Thanks for the context - I'm not sure if we've met, but I definitely know and respect your work. Of course there are compromises with this approach, but unfortunately I need a set of capabilities that are not currently available from a single source. Ultimately this just another entrant in a field of options, some of which have evolved in a similarly ad hoc fashion (though one I'm looking at has been under development for 25 years). I hope it can at least hold its own.
Would you still recommend using Riak?
Riak is a great product/technology. I have no idea what the future of Riak looks like, but Riak in it's current form is something I still highly recommend. Just keep in mind that Riak works best for pure key/value workloads -- most of Riak's other features are (as they've been for years) hit/miss.
I used Riak for several years and was a big fan (still am of that version) but I migrated to CouchBase because it had some key features that were important to me that Riak lacked (Riak was just a KV store at that point).

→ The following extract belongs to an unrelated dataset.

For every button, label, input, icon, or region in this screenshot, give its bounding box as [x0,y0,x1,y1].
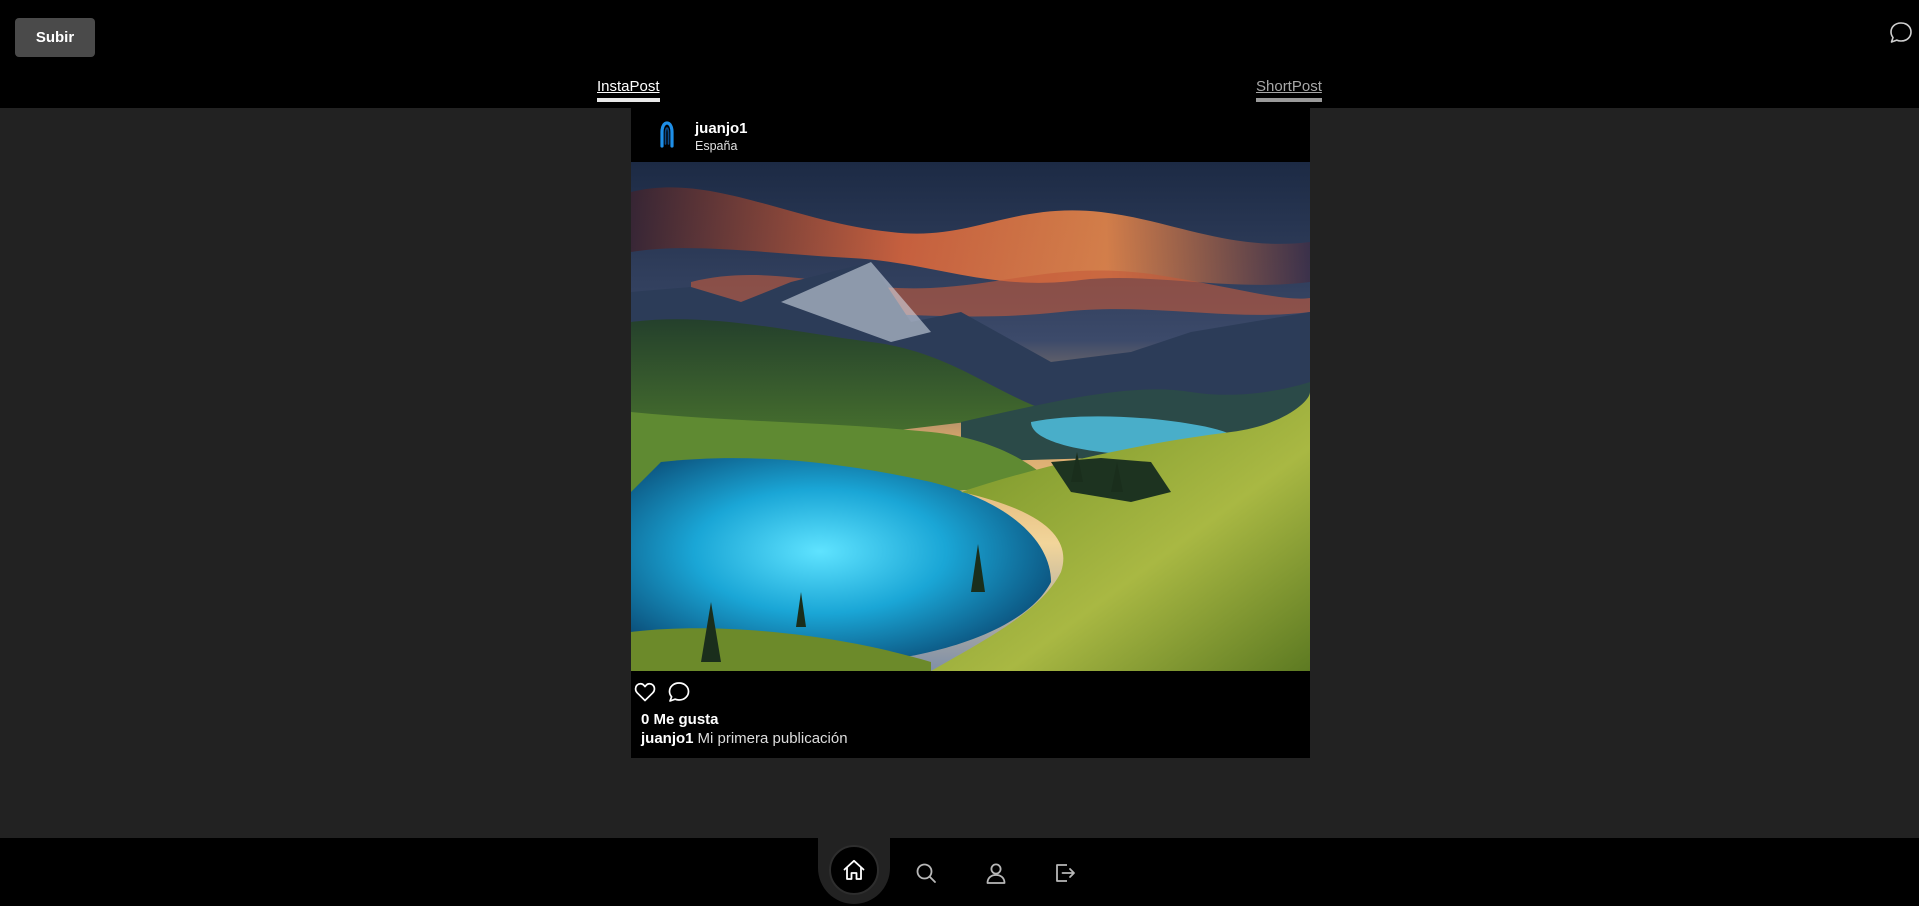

I'm very happy with CouchBase and I feel like they are way ahead of everyone else in terms of skating to where there puck is going to be. In fact, at the time I was using Riak they were moving very fast engineering wise and building great stuff- and CouchBase was still figuring out what it wanted to be when it grew up (with the merger of Membase and CouchDB/CouchIO). Now the roles are reversed. CouchBase is the one that's moving fast without breaking stuff.

To be honest, I think CouchBase is the secret sauce of what I'm doing. I laugh at all the MongoDB posts on HN especially given so rarely that CouchBase gets mentioned.

I'm not bashing Riak- it's solidly engineered.

Good info. Currently considering CouchBase vs Riak for pure K/V use case. Had been leaning CouchBase and this reinforces that.
I would also like to know the answer to this. Specifically, riak CS. It seems to have been passed by other technologies in the space. It also has some really bizarre requirements (like 1 disk per node).
Unfortunately, Riak CS (as of today now rebranded Riak S2, apparently), is something I don't have enough personal experience with to really have an opinion on.